The Czech machines were an interesting concept with their unique single-action clamps. Unlike other single actions, this wasn't a rail based system. They looked liked double-actions, but only one motion was needed to lock the base and clamps.
The concept was a great idea, but the execution very poor indeed. The Czech machines had solid turntable, mounting, and tensioning; but their clamps made them all but useless in my opinion for stringing anything difficult like gut or easily squashed strings like multifilaments.

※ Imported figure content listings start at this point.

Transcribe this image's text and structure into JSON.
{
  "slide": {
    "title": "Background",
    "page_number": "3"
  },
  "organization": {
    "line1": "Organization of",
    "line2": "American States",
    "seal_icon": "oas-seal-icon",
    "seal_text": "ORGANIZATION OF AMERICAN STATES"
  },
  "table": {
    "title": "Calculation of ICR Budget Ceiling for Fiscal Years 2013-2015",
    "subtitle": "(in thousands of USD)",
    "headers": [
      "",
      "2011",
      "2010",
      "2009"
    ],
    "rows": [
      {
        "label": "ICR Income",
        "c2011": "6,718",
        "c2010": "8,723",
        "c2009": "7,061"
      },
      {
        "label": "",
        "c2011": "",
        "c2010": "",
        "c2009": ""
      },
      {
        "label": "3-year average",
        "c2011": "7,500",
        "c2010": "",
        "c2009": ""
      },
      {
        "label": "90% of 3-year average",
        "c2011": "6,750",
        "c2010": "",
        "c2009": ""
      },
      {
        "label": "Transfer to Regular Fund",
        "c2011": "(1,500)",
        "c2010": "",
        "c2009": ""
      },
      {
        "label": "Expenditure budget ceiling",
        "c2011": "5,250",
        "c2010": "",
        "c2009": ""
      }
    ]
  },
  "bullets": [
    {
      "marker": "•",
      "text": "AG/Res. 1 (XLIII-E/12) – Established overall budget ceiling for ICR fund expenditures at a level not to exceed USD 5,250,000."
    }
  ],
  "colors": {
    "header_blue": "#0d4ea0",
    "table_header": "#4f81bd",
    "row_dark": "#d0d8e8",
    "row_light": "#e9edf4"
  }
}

The problem with their clamps was two-fold. One, the clamps moved around the turntable with a lot of friction, not the most pleasant experience...BUT the far bigger problem were the clamps themselves. They required all kinds of fiddling and adjustment to different guage strings and string types to prevent slipping and crushing. Adjust them too loose, and the clamps would inevitably slip on the pivotal first two pulls. Adjust them too tight and you'd end up crushing strings.
Was a very frustrating proposition, and the fatal flaw of the machine. Yes, the clamps didn't exactly glide around the turntable like Kristi Yamaguchi on ice, but still, it would be something I think many would have been more than willing to live with for the added convenience of the single-action design. But again, what good is convenience when you can't clamp a string properly without causing premature string breakage?
If you can find a way to replace the clamps, you'd have a winner for not a lot of dough, but alas the manufacturer never did improve the clamps. Thus, a potentially breakthrough design went to the garbage bin.
It was truly one of those "ALMOST but not quite there" type designs you see from manufacturers periodically.